Так в Португалии мудрецов вознаграждают насмешками… Будь Калишту глупцом, правительство несомненно давало бы ему субсидию, пока бы он не нашел Конский фонтан.
Глава VПАРЛАМЕНТСКИЙ ДЕБЮТ КАЛИШТУ
Перед тем как появиться в зале заседаний, Калишту Элой де Барбуда прочел «Внутренний регламент Палаты депутатов» вместе с одним из своих земляков, аббатом Эштевайнша, возраст и взгляды которого сделали его сторонником абсолютной монархии.
Владелец Агры сразу же увяз в тексте присяги и сказал, что не будет приносить ее, не опустив слова, обязывающие его сохранять ненарушимую верность Конституционной хартии.{52} Аббат попытался смягчить суровость принципов Калишту, отпуская ему грех клятвопреступления, который не был тяжек, ибо присяга сама по себе уже была смехотворна и не имела никакого веса на весах божественного правосудия.
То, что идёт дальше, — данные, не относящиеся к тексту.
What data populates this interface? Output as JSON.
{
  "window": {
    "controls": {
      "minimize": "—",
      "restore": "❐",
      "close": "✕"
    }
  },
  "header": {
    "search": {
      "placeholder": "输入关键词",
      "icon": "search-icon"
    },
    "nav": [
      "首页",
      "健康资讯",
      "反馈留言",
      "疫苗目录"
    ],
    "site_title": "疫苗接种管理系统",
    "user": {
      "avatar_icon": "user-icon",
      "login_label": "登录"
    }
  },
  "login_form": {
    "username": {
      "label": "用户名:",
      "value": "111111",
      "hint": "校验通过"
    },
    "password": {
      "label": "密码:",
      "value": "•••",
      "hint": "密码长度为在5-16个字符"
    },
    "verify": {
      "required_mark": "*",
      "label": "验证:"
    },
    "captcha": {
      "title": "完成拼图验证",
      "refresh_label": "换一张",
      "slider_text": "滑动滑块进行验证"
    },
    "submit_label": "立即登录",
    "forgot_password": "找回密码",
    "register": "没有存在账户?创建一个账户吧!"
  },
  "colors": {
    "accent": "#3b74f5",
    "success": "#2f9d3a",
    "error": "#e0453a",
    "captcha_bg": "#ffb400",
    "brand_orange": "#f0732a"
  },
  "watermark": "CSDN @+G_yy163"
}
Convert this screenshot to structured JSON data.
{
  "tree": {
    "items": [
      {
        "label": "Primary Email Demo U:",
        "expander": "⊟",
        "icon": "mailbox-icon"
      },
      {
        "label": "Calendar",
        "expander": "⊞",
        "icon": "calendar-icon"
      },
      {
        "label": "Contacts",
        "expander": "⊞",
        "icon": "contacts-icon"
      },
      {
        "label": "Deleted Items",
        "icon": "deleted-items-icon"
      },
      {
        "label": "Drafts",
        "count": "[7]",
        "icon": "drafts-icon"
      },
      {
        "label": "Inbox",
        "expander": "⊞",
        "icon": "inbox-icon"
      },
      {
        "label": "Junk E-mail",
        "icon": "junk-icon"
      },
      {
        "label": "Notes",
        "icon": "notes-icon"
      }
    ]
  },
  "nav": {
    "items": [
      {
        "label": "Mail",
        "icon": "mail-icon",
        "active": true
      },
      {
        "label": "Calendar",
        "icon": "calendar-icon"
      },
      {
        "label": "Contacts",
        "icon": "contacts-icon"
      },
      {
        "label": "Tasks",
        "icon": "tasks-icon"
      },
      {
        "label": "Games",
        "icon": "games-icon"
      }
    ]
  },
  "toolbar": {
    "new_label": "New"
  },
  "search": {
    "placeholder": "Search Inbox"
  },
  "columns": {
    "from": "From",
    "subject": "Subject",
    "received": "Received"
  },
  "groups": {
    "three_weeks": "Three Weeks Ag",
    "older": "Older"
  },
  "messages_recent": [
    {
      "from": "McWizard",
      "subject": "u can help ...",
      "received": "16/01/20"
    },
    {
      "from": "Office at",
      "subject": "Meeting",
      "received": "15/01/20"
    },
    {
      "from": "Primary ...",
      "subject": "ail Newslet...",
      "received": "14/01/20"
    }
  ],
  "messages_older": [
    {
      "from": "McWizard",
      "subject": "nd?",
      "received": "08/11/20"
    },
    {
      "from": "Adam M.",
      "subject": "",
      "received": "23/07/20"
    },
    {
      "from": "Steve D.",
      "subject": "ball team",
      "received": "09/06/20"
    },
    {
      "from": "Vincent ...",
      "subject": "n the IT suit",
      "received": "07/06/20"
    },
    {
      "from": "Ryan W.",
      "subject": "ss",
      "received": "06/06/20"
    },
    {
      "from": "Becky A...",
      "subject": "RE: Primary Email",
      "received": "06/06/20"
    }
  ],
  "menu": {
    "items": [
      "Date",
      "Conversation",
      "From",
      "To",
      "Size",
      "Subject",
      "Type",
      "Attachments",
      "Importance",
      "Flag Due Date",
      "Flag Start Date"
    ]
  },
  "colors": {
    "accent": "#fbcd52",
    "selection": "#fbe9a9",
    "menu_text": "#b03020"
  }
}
Просвещенный церковнослужитель доказывал, что представители народа, произнося клятву верности римской католической апостольской религии, на самом деле могли быть кем угодно, даже атеистами. Присягая на верность королю, они осыпали его оскорблениями в газетах. Присягая на верность нации, они притесняли ее налогами, а некоторые даже мечтали о присоединении к Испании. «Лицемеры и воры! — восклицал аббат. — Если им позволить клясться и лгать вволю, в скором времени португальское королевство будет иметь не больше оснований сохраняться на карте мира, чем вымышленный Сервантесом остров Баратария{53} или блаженные острова поэта Алкея!»{54}
При упоминании блаженных островов поэта Алкея Калишту де Барбуда сразу же разразился неуместным потоком цитат, доведя до крайней точки терпение аббата. Было опасно давать Калишту возможность спускать со сворки все свои познания, почерпнутые у старинных мудрецов, ибо потом никак не удавалось заглушить его выпускные клапаны.
У себя на родине этот просвещенный муж никогда не имел достойной аудитории, ему приходилось слушать самого себя. Он восхищался собой и аплодировал себе с простительным, если не обоснованным, тщеславием. Но кое-кого ему не хватало, и этим кое-кем и оказался аббат Эштевайнша.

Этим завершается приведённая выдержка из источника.